Voice Recognition

abirds3 copySo, I’m wondering if this has ever happened to you. You’ve been out. Maybe running some errands, you went to the gym, picked up your dry cleaning, whatever, and somewhere along the way you called home, left a quick message for your spouse or kid, you know, the one that is completely unnecessary but fills the unused space of thirty seconds waiting for your iced coffee at Dunkin’. Not enough time for a round of Angry Birds, but too much time to stand and do nothing, God-forbid. The message that says you’ll be home at such-and-such a time, even though nobody really cares.

So you get home, nobody’s there and the little red light on the phone answering machine is blinking. You probably don’t even have a landline, much less an answering machine, but let’s just say. You’ve long forgotten that you left a message and so you hit play and a voice comes on that you have never heard before. A voice so whiny, high-pitched and nasal that you pity the owner of such an annoying sound. And the things the voice is saying make no sense to you. “Yeah, it’s me. I didn’t get that thing. The whatsit, you know. I was absolutely appalled at the prices so…” Who even says that, ‘absolutely appalled’? And then it hits you. You’re listening to your own message you left less than an hour ago. But you don’t recognize your own voice.

Maybe that’s the way it is with writing. You’re a novelist, well, an unpublished novelist, a novelist who’s been at his first attempt for a couple of years now, so not exactly a raw novice, but nobody’s inviting you to sit on Oprah’s couch, if she still had a couch. She probably has lots of couches, she’s a wealthy woman after all, but you know what I mean. Anyway, you’re writing this novel, and you’re having a hard time recognizing your voice. There’s your voice, and there’s the dozens of other voices you’ve collected, reading all the writers you’re supposed to be learning from. And those other voices are all competing for attention and real estate on your page, the page you’ve been laboring over and deleting and rewriting and leaving to go check if the mail came yet and coming back and oh that plant looks awfully dry, better get up and water, and your breathing gets a little faster and you need to just stop and put your head down for a minute. Wait, that’s me, not you.

It’s not just writing that has this voice problem. Before I began my novel, I had been an artist, a painter, for some forty years and I like to think (I like to think a lot of things) that at some point I arrived at my own ‘voice’ in the work I produced. It didn’t come easily and it didn’t come right away. You look at a lot of art to become a painter, at least I did, and that brings you back to the same problem. First it was van Gogh. Pronounced ‘van Gacchhh’ if you’re a pretentious art scholar, or say, anyone at PBS. He was the Romantic painter I wanted to be, living in an attic, eating paint, cutting body parts off for love. Turns out he was just bat-shit crazy. But I was twenty-one and all my paintings wanted that intense, full-volume color and abandon that Vincent had shown me.  Or Picasso, the artist no painter can get away from. Not only did I feel compelled to mimic him, but the bastard had seventeen different styles. So I lurched from the Blue period to the Rose period, through Cubism, on to Neo-Classical, and don’t forget his erotic work, making paintings that were part me and part lecherous satyr. But you do enough of that and eventually you find your own style, your own ‘voice’.
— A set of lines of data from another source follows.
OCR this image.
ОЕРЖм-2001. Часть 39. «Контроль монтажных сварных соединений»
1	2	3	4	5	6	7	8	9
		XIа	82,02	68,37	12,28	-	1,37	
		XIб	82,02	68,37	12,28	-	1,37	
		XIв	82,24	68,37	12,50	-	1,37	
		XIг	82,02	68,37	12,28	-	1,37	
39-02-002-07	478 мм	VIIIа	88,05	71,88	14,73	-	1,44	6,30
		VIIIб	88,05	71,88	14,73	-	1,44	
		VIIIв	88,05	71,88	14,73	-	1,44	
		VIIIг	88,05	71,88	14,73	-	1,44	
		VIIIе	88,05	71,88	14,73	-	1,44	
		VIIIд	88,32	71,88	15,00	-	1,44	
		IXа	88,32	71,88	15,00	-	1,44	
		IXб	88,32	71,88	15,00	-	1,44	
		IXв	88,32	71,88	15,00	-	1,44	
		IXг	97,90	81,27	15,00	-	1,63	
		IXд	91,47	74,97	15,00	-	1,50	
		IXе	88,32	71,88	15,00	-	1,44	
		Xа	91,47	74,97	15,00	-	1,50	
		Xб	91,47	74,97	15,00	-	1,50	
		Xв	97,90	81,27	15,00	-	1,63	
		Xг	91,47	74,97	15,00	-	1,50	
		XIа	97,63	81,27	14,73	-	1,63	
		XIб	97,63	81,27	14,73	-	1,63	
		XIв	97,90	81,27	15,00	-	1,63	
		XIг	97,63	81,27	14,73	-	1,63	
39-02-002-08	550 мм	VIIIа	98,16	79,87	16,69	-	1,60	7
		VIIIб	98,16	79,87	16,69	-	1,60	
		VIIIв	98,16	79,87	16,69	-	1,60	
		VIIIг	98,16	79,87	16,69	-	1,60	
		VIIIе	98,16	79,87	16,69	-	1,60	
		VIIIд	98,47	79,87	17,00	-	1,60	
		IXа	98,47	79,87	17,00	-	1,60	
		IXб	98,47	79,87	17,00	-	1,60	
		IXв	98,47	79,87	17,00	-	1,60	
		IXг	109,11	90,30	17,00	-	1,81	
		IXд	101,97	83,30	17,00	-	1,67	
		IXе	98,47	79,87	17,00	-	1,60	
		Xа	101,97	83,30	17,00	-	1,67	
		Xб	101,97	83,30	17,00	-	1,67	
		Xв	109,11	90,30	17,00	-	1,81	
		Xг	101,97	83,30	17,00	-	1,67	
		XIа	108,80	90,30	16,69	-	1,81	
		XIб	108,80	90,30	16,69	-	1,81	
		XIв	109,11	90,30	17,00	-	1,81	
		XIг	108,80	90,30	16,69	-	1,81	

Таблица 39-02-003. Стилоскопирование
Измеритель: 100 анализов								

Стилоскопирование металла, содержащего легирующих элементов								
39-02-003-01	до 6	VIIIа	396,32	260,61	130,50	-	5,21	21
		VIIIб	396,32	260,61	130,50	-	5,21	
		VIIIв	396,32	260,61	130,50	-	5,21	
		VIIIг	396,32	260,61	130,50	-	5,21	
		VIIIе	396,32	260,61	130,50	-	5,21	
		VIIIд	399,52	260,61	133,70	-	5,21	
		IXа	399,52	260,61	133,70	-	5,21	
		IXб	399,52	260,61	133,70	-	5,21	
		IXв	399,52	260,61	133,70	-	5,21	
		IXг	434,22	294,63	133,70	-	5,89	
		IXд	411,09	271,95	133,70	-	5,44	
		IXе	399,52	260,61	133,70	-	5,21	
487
So you have to figure that the writing will follow a similar course and that your own voice will emerge out of the forest of authors clamoring for space in your head. If only they weren’t all so damned persuasive in their arguments. Here’s what I mean. My own novel, “Big Shot“, begins with a simple declarative sentence.

             Harry hated the smell of potatoes.

Clean and to-the-point, maybe too simple, but there it is. That’s how it reads now, but when I was reading James Joyce it had a different sound.

             The stink, nosy rosy, of tattoo tatos! Harry Ha! He did hate.

             And then, after reading Michael Chabon’s new novel Telegraph Hill.

             A hatless, besmocked, bakery maven Jewish boy, a boy off the streets of New York, that marvel of industrial pulchritude, Harry, Harold, Heshie by his friends, abhorred, detested, stood in abject revulsion, might say he wasn’t at all fond of, the apple of the earth, le pomme de terre, the poor, undeserving target of his odium, the lowly, earthy spud.

            And I love the sparse, very British wit of Nick Hornby.

             1. Harry.
2. His list of hates.
3. Odours
4. Top of the list, potatoes
5. In that order

             And for sheer chutzpah, there’s nobody like Philip Roth.

             Harry, that Lower East Side Jew, did he suffer, it’s what he did best, you shouldn’t know, and from what? Potatoes. Don’t ask what he did with them.

So you keep those voices in your head, you let them argue and vie for your attention all they want. You’ll never get rid of them but eventually they’ll settle into a cozy room with a fireplace in the back of your head, drinking cognac and tossing around bon mots for eternity, but you won’t listen to every one of them, only occasionally borrow a turn of phrase or a point of view. They’ll never miss them, and you listen closely for your own voice, and when you hear it you turn up the volume and let the music play on.